As Africa continues its economic transformation, prosperity will come on the shoulders of small-business owners. In many African nations, small businesses account for over 50 percent of GDP and are responsible for the majority of employment. As the continent continues to create technical jobs and value chains based on her mighty natural resources, nations will continue to rely on these grassroots businesses. 

Africa’s entrepreneurship explosion reflects both the ambition and confidence of its citizens as well as the opportunities that make starting a business in Africa such a tempting option. However, in all the impressive advances, one aspect in particular stands out: The percentage of females contributing to the entrepreneurial boom.

According to the Global Entrepreneurship Monitor’s annual report, the continent leads the world in number of women starting their own businesses. Some countries, like Ghana, Nigeria and Zambia have more women business owners than men. 

The numbers are startling, especially when compared to developed nations. Some 40.7 of women in Nigeria and Zambia had started their own business, compared with the United States (10.4 percent) and the United Kingdom (5.5 percent).

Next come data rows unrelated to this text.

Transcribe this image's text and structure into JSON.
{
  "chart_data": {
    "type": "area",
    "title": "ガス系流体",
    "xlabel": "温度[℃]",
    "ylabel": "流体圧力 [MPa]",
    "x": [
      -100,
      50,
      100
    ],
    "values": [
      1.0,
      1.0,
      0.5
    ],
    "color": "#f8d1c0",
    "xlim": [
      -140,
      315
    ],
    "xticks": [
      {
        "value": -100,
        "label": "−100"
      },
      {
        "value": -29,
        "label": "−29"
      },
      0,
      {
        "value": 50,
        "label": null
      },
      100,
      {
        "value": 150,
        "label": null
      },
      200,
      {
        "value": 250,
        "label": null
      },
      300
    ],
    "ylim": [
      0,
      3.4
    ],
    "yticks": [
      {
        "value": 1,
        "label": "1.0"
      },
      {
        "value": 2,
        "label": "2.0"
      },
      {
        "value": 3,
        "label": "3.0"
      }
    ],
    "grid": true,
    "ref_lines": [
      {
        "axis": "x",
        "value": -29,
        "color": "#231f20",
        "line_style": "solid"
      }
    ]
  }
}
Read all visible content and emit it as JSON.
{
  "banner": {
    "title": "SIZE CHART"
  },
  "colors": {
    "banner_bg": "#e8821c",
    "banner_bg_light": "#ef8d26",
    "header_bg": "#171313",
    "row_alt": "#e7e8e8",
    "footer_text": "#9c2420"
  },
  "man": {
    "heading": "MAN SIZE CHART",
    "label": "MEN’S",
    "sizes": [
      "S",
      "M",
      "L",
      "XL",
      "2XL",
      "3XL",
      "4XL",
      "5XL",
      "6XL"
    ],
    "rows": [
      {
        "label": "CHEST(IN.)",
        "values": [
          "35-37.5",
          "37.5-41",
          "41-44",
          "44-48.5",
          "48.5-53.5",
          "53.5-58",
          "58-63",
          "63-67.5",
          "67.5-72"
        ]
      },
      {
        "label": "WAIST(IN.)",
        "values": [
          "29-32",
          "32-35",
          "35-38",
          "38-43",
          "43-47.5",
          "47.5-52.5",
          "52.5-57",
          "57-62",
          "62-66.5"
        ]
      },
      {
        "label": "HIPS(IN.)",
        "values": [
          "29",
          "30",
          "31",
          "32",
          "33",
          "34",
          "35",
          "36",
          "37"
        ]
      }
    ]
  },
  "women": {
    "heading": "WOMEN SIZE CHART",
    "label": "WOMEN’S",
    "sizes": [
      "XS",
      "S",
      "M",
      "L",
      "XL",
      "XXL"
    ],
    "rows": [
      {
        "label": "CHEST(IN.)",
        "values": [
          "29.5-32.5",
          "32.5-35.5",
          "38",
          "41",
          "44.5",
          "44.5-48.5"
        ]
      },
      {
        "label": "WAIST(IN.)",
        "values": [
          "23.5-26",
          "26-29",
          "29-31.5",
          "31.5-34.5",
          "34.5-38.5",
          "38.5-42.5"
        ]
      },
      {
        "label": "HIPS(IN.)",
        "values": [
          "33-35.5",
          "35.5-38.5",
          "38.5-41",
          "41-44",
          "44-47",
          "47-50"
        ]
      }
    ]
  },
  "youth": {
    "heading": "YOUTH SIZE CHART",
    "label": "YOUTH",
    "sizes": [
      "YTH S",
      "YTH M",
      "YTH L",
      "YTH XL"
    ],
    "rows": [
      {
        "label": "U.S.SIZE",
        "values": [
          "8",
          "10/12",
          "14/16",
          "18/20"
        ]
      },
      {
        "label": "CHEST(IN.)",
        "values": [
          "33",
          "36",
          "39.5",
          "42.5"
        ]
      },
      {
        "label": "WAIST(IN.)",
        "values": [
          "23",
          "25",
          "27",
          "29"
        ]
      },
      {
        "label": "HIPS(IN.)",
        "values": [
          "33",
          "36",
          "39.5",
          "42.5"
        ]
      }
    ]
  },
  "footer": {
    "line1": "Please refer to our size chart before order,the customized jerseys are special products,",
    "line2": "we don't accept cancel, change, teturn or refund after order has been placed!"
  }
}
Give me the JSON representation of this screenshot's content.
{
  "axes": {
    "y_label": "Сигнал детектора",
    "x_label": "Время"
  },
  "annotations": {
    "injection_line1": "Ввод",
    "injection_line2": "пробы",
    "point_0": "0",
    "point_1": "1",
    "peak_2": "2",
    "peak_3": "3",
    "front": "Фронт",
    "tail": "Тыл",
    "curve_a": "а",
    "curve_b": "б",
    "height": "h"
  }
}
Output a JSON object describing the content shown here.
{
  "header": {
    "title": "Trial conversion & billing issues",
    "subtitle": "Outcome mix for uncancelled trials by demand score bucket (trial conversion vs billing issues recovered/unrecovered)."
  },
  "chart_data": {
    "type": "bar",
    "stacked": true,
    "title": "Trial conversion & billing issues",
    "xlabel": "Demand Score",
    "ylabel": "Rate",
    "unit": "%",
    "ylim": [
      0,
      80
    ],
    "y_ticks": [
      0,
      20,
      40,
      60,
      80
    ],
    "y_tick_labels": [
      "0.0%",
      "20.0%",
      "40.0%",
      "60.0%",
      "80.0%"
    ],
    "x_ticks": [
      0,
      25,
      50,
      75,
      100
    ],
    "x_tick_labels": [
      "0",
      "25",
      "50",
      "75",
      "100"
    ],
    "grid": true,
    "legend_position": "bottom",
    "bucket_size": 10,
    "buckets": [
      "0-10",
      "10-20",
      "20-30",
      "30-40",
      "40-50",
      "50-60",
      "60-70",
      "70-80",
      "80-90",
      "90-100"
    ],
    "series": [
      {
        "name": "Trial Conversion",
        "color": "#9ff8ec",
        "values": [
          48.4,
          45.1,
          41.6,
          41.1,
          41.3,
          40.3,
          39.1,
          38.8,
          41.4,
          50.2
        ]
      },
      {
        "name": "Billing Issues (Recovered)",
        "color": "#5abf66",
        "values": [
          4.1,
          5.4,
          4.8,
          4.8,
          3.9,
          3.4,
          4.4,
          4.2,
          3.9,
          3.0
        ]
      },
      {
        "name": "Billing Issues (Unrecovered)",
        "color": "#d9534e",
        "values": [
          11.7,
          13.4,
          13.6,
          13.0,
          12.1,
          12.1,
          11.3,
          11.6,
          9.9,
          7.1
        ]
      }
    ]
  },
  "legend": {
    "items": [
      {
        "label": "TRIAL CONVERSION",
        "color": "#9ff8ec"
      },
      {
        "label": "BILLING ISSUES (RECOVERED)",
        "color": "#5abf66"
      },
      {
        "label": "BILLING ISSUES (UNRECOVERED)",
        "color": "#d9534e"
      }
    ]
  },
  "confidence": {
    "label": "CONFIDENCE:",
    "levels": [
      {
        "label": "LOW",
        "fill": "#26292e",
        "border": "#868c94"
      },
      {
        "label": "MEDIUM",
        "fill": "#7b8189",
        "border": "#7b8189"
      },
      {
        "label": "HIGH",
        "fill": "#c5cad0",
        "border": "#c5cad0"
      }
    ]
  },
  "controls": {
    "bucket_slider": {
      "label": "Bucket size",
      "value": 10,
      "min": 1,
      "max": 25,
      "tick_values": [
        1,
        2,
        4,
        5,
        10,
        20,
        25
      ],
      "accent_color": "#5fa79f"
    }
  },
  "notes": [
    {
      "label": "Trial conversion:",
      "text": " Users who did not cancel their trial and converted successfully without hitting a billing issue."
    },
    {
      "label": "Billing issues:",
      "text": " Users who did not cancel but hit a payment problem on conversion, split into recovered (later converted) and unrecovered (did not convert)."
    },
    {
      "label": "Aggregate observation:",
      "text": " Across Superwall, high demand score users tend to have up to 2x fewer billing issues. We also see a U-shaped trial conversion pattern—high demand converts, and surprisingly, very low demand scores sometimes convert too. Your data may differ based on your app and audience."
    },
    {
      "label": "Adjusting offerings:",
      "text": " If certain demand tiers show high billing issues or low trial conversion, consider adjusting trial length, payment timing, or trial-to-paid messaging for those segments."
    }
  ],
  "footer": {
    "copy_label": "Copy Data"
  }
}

Despite these encouraging statistics, many African small businesses do not survive the early-phase entrepreneurial activity. This means that jobs are not being created or, if they are, they are eliminated when the business shutters. The experts at GEM chalk much of these early demises to, among other deficiencies, a lack of funding necessary to see businesses through rough spots.

The International Finance Corporation (IFC) has partnered with Coca-Cola on a $100 million initiative to help 5 million female entrepreneurs across Africa and Eurasia. Bank of America put $10 million into the Calvert Foundation’s to aid women business owners in developing countries. 

There is also a crucial lack of education and access to research among African business owners. Initiatives like the African Women’s Entrepreneurship Programme (AWEP) started by Hillary Clinton in 2010, which annually brings 30 women business leaders from sub-Saharan Africa to the United States to network, learn and discuss common challenges, can help with this dearth of education. As of last week, the program expanded into Mozambique.

These efforts are small but meaningful building blocks to greater African prosperity. In that same study from Global Entrepreneurship Monitor, researchers found that African entrepreneurs were more confident and had far lower “fear of failure” when it came to starting a business than other geographic regions. If those ambitious and motivated business leaders were provided the same education, access to research and funding as the advanced world, there’s no telling how far the continent can climb economically.